7. Il ressort des pièces du dossier que l'enfant de Mme A... souffre d'épilepsie, qu'elle a présenté plusieurs épisodes de convulsions fébriles et suit un traitement quotidien. Ainsi qu'il a été dit plus haut, l'état de santé de cette enfant nécessite une prise en charge médicale et le défaut de prise en charge peut entraîner des conséquences d'une exceptionnelle gravité. Les ordonnances émanant du service de pédiatrie médicale du centre hospitalier universitaire (CHU) de Caen prescrivent, dans le cas où les convulsions durent plus de 5 minutes, de lui administrer un médicament spécifique et de la conduire aux urgences pédiatriques ou de téléphoner au service des urgences. Il ressort des pièces versées au dossier tant par Mme A... que par le préfet du Calvados en première instance, d'une part, que le taux de couverture des services de santé pour l'ensemble de la population est de 46 %, au Bengladesh, le nombre de médecins s'élevant à 0,356 pour mille habitants et le nombre de lits d'hôpitaux à 0,6 pour mille habitants, d'autre part, que la capitale Dhaka compte un lit d'hôpital pour 10 572 personnes et la ville de Sylhet, où réside une partie de la famille, un lit pour 10 987 personnes. Ces éléments relatifs à l'offre de soins dans le pays dont elle est originaire, qui ne sont pas contestés en appel, sont de nature à remettre en cause l'appréciation du préfet et du collège de médecins de l'OFII quant à la possibilité pour l'enfant de disposer effectivement d'un traitement approprié au Bengladesh. Par suite, dans les circonstances particulières de l'espèce, en refusant de délivrer une autorisation provisoire de séjour à Mme A..., le préfet du Calvados a méconnu les dispositions de l'article L. 311-12 du code de l'entrée et du séjour des étrangers et du droit d'asile.

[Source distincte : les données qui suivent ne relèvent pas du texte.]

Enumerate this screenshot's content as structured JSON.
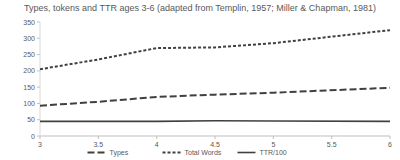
{
  "chart_data": {
    "type": "line",
    "title": "Types, tokens and TTR ages 3-6 (adapted from Templin, 1957; Miller & Chapman, 1981)",
    "x": [
      3,
      3.5,
      4,
      4.5,
      5,
      6
    ],
    "series": [
      {
        "name": "Types",
        "color": "#404040",
        "line_style": "dashed",
        "values": [
          93,
          105,
          120,
          127,
          133,
          148
        ]
      },
      {
        "name": "Total Words",
        "color": "#404040",
        "line_style": "dotted",
        "values": [
          205,
          235,
          270,
          272,
          285,
          325
        ]
      },
      {
        "name": "TTR/100",
        "color": "#404040",
        "line_style": "solid",
        "values": [
          45,
          45,
          45,
          47,
          46,
          45
        ]
      }
    ],
    "xlim": [
      3,
      6
    ],
    "xticks": [
      3,
      3.5,
      4,
      4.5,
      5,
      5.5,
      6
    ],
    "ylim": [
      0,
      350
    ],
    "yticks": [
      0,
      50,
      100,
      150,
      200,
      250,
      300,
      350
    ],
    "grid": false,
    "legend": "bottom"
  }
}
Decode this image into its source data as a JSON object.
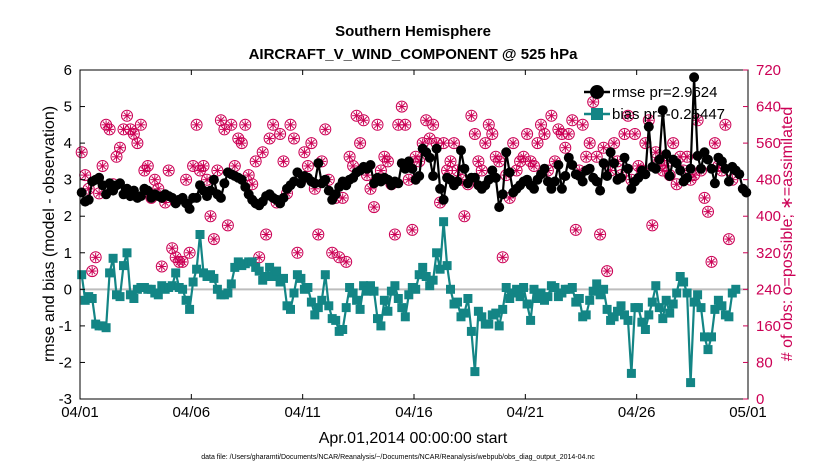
{
  "chart_data": {
    "type": "line",
    "title": "Southern Hemisphere",
    "subtitle": "AIRCRAFT_V_WIND_COMPONENT @ 525 hPa",
    "xlabel": "Apr.01,2014 00:00:00 start",
    "ylabel": "rmse and bias (model - observation)",
    "y2label": "# of obs: o=possible; ∗=assimilated",
    "footnote": "data file: /Users/gharamti/Documents/NCAR/Reanalysis/~/Documents/NCAR/Reanalysis/webpub/obs_diag_output_2014-04.nc",
    "xlim": [
      0,
      30
    ],
    "ylim": [
      -3,
      6
    ],
    "y2lim": [
      0,
      720
    ],
    "x_ticks": [
      0,
      5,
      10,
      15,
      20,
      25,
      30
    ],
    "x_tick_labels": [
      "04/01",
      "04/06",
      "04/11",
      "04/16",
      "04/21",
      "04/26",
      "05/01"
    ],
    "y_ticks": [
      "-3",
      "-2",
      "-1",
      "0",
      "1",
      "2",
      "3",
      "4",
      "5",
      "6"
    ],
    "y2_ticks": [
      "0",
      "80",
      "160",
      "240",
      "320",
      "400",
      "480",
      "560",
      "640",
      "720"
    ],
    "legend_position": "top-right",
    "colors": {
      "rmse": "#000000",
      "bias": "#138585",
      "obs": "#cc0055",
      "zero_line": "#bdbdbd"
    },
    "series": [
      {
        "name": "rmse pr=2.9624",
        "marker": "circle",
        "values": [
          2.65,
          2.4,
          2.45,
          2.95,
          3.0,
          3.05,
          2.85,
          2.6,
          2.9,
          2.7,
          2.85,
          2.9,
          2.6,
          2.75,
          2.55,
          2.7,
          2.5,
          2.55,
          2.75,
          2.7,
          2.5,
          2.6,
          2.55,
          2.5,
          2.6,
          2.55,
          2.5,
          2.35,
          2.45,
          2.5,
          2.35,
          2.2,
          2.5,
          2.5,
          2.85,
          2.7,
          2.55,
          2.7,
          3.0,
          2.6,
          2.5,
          2.9,
          3.2,
          3.15,
          3.1,
          3.05,
          3.0,
          2.8,
          2.6,
          2.45,
          2.35,
          2.3,
          2.4,
          2.55,
          2.6,
          2.5,
          2.45,
          2.35,
          2.5,
          2.75,
          2.85,
          2.95,
          3.2,
          2.9,
          3.1,
          3.05,
          2.95,
          2.9,
          3.45,
          2.9,
          3.0,
          2.7,
          2.45,
          2.6,
          2.8,
          2.95,
          2.85,
          3.0,
          3.05,
          3.2,
          3.25,
          3.35,
          3.3,
          3.4,
          2.9,
          3.05,
          2.95,
          3.05,
          3.0,
          2.85,
          2.95,
          2.9,
          3.45,
          3.3,
          3.5,
          3.3,
          3.0,
          3.1,
          3.85,
          3.75,
          3.6,
          3.1,
          3.85,
          2.75,
          2.45,
          3.05,
          3.0,
          2.85,
          2.95,
          3.8,
          3.3,
          2.9,
          3.05,
          3.05,
          2.85,
          2.75,
          2.85,
          3.0,
          3.25,
          3.05,
          2.25,
          2.6,
          3.75,
          3.2,
          2.65,
          2.75,
          2.85,
          2.95,
          3.0,
          2.85,
          2.75,
          3.0,
          3.15,
          3.3,
          2.95,
          2.75,
          2.95,
          3.4,
          2.75,
          3.1,
          3.6,
          3.4,
          3.15,
          3.1,
          2.95,
          3.25,
          3.3,
          3.05,
          2.95,
          2.7,
          3.45,
          3.1,
          3.75,
          3.45,
          3.0,
          3.05,
          3.6,
          3.3,
          2.75,
          2.95,
          3.05,
          3.25,
          3.15,
          4.45,
          3.35,
          3.3,
          3.55,
          4.9,
          3.7,
          3.1,
          3.55,
          3.45,
          3.25,
          2.95,
          3.05,
          3.3,
          5.8,
          3.65,
          3.3,
          3.75,
          3.55,
          3.3,
          2.9,
          3.6,
          3.5,
          3.3,
          2.95,
          3.35,
          3.25,
          3.15,
          2.75,
          2.65
        ]
      },
      {
        "name": "bias pr=-0.25447",
        "marker": "square",
        "values": [
          0.4,
          -0.3,
          -0.2,
          -0.25,
          -0.95,
          -1.0,
          -1.0,
          -1.05,
          0.45,
          0.85,
          -0.15,
          -0.2,
          0.65,
          1.0,
          -0.15,
          -0.25,
          0.0,
          0.05,
          0.05,
          0.0,
          0.0,
          -0.1,
          -0.15,
          0.1,
          0.0,
          0.05,
          0.1,
          0.45,
          0.05,
          0.0,
          -0.3,
          -0.55,
          0.2,
          0.55,
          1.5,
          0.45,
          0.35,
          0.4,
          0.3,
          0.0,
          -0.15,
          -0.15,
          -0.1,
          0.15,
          0.6,
          0.75,
          0.65,
          0.7,
          0.75,
          0.75,
          0.6,
          0.5,
          0.25,
          0.35,
          0.6,
          0.35,
          0.5,
          0.2,
          0.3,
          -0.45,
          -0.55,
          -0.1,
          0.4,
          0.3,
          0.0,
          0.05,
          -0.35,
          -0.7,
          -0.5,
          -0.3,
          0.4,
          -0.45,
          -0.8,
          -0.85,
          -1.15,
          -1.1,
          -0.5,
          0.05,
          -0.1,
          -0.3,
          -0.55,
          0.1,
          -0.05,
          0.1,
          -0.05,
          -0.8,
          -1.0,
          -0.3,
          -0.6,
          -0.05,
          0.1,
          -0.25,
          -0.5,
          -0.75,
          -0.15,
          0.05,
          0.0,
          0.4,
          0.6,
          0.35,
          0.1,
          0.25,
          1.0,
          0.55,
          1.85,
          0.65,
          0.0,
          -0.4,
          -0.35,
          -0.75,
          -0.65,
          -0.25,
          -1.15,
          -2.25,
          -0.6,
          -0.75,
          -0.95,
          -0.95,
          -0.7,
          -0.65,
          -1.0,
          -0.55,
          0.05,
          -0.25,
          -0.1,
          0.0,
          -0.2,
          0.05,
          -0.4,
          -0.85,
          0.0,
          -0.25,
          -0.1,
          -0.3,
          -0.2,
          0.1,
          0.05,
          -0.2,
          -0.1,
          0.0,
          0.0,
          0.05,
          -0.35,
          -0.25,
          -0.75,
          -0.7,
          -0.3,
          -0.05,
          0.15,
          -0.15,
          0.0,
          -0.55,
          -0.85,
          -0.75,
          -0.6,
          -0.45,
          -0.7,
          -0.85,
          -2.3,
          -0.5,
          -0.5,
          -0.9,
          -1.1,
          -0.7,
          -0.35,
          0.1,
          -0.5,
          -0.8,
          -0.3,
          -0.65,
          -0.4,
          -0.1,
          0.35,
          0.2,
          -0.1,
          -2.55,
          -0.35,
          -0.15,
          -0.5,
          -1.3,
          -1.65,
          -1.3,
          -0.55,
          -0.3,
          -0.45,
          -0.7,
          -0.75,
          -0.1,
          0.0
        ]
      },
      {
        "name": "possible obs",
        "marker": "circle-open",
        "values": [
          540,
          490,
          460,
          280,
          310,
          450,
          510,
          600,
          590,
          470,
          530,
          550,
          590,
          620,
          590,
          580,
          560,
          600,
          500,
          510,
          440,
          480,
          460,
          290,
          430,
          500,
          330,
          310,
          300,
          300,
          480,
          320,
          510,
          600,
          500,
          510,
          480,
          400,
          350,
          500,
          610,
          590,
          380,
          600,
          510,
          570,
          560,
          600,
          490,
          470,
          520,
          310,
          540,
          360,
          570,
          600,
          430,
          580,
          520,
          450,
          600,
          570,
          320,
          480,
          540,
          510,
          560,
          460,
          360,
          520,
          590,
          480,
          320,
          440,
          310,
          440,
          300,
          530,
          510,
          620,
          560,
          610,
          490,
          460,
          420,
          600,
          500,
          530,
          520,
          470,
          360,
          600,
          640,
          600,
          480,
          370,
          530,
          520,
          560,
          610,
          570,
          600,
          560,
          430,
          560,
          500,
          520,
          560,
          500,
          480,
          400,
          470,
          620,
          580,
          520,
          500,
          560,
          600,
          580,
          530,
          520,
          310,
          490,
          440,
          560,
          500,
          520,
          530,
          580,
          520,
          510,
          560,
          600,
          580,
          500,
          620,
          520,
          590,
          580,
          550,
          580,
          610,
          370,
          500,
          600,
          530,
          560,
          650,
          530,
          360,
          550,
          280,
          500,
          560,
          520,
          490,
          580,
          620,
          480,
          580,
          510,
          500,
          560,
          610,
          380,
          540,
          520,
          500,
          510,
          490,
          560,
          470,
          530,
          500,
          530,
          480,
          490,
          610,
          500,
          440,
          410,
          300,
          560,
          510,
          500,
          600,
          350,
          480
        ]
      },
      {
        "name": "assimilated obs",
        "marker": "asterisk",
        "values": [
          540,
          490,
          460,
          280,
          310,
          450,
          510,
          600,
          590,
          470,
          530,
          550,
          590,
          620,
          590,
          580,
          560,
          600,
          500,
          510,
          440,
          480,
          460,
          290,
          430,
          500,
          330,
          310,
          300,
          300,
          480,
          320,
          510,
          600,
          500,
          510,
          480,
          400,
          350,
          500,
          610,
          590,
          380,
          600,
          510,
          570,
          560,
          600,
          490,
          470,
          520,
          310,
          540,
          360,
          570,
          600,
          430,
          580,
          520,
          450,
          600,
          570,
          320,
          480,
          540,
          510,
          560,
          460,
          360,
          520,
          590,
          480,
          320,
          440,
          310,
          440,
          300,
          530,
          510,
          620,
          560,
          610,
          490,
          460,
          420,
          600,
          500,
          530,
          520,
          470,
          360,
          600,
          640,
          600,
          480,
          370,
          530,
          520,
          560,
          610,
          570,
          600,
          560,
          430,
          560,
          500,
          520,
          560,
          500,
          480,
          400,
          470,
          620,
          580,
          520,
          500,
          560,
          600,
          580,
          530,
          520,
          310,
          490,
          440,
          560,
          500,
          520,
          530,
          580,
          520,
          510,
          560,
          600,
          580,
          500,
          620,
          520,
          590,
          580,
          550,
          580,
          610,
          370,
          500,
          600,
          530,
          560,
          650,
          530,
          360,
          550,
          280,
          500,
          560,
          520,
          490,
          580,
          620,
          480,
          580,
          510,
          500,
          560,
          610,
          380,
          540,
          520,
          500,
          510,
          490,
          560,
          470,
          530,
          500,
          530,
          480,
          490,
          610,
          500,
          440,
          410,
          300,
          560,
          510,
          500,
          600,
          350,
          480
        ]
      }
    ]
  }
}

8. Il résulte de tout ce qui précède, sans qu'il soit besoin d'examiner les autres moyens invoqués par Mme A..., que le préfet du Calvados n'est pas fondé à se plaindre de ce que, par le jugement attaqué, le tribunal administratif de Caen a annulé le refus de séjour opposé le 17 avril 2018 à l'intéressée ainsi que, par voie de conséquence, les décisions du même jour l'obligeant à quitter le territoire français et fixant le pays de renvoi et lui a enjoint de délivrer à Mme A... un titre de séjour.
9. Il y a lieu, dans les circonstances de l'espèce, de mettre à la charge de l'Etat le versement de la somme de 1 200 euros à Me C..., avocate de Mme A..., dans les conditions fixées à l'article 37 de la loi du 10 juillet 1991 et à l'article 108 du décret du 19 décembre 1991.
DÉCIDE :
Article 1er : La requête du préfet du Calvados est rejetée.
Article 2 : L'Etat versera à Me C... une somme de 1 200 euros dans les conditions fixées à l'article 37 de la loi du 10 juillet 1991 et à l'article 108 du décret du 19 décembre 1991.
Article 3 : Le présent arrêt sera notifié au ministre de l'intérieur et à Mme D....
Copie en sera adressée, pour information, au préfet du Calvados.
Délibéré après l'audience du 22 novembre 2019, à laquelle siégeaient :
- M. Célérier, président de chambre,
- Mme B..., président assesseur,
- M. Bréchot, premier conseiller.
Lu en audience publique le 6 décembre 2019.
Le rapporteur,
C. B...
Le président,
T. CELERIER
Le greffier,
C. GOY
La République mande et ordonne au ministre de l'intérieur en ce qui le concerne, et à tous huissiers de justice à ce requis en ce qui concerne les voies de droit commun contre les parties privées, de pourvoir à l'exécution de la présente décision.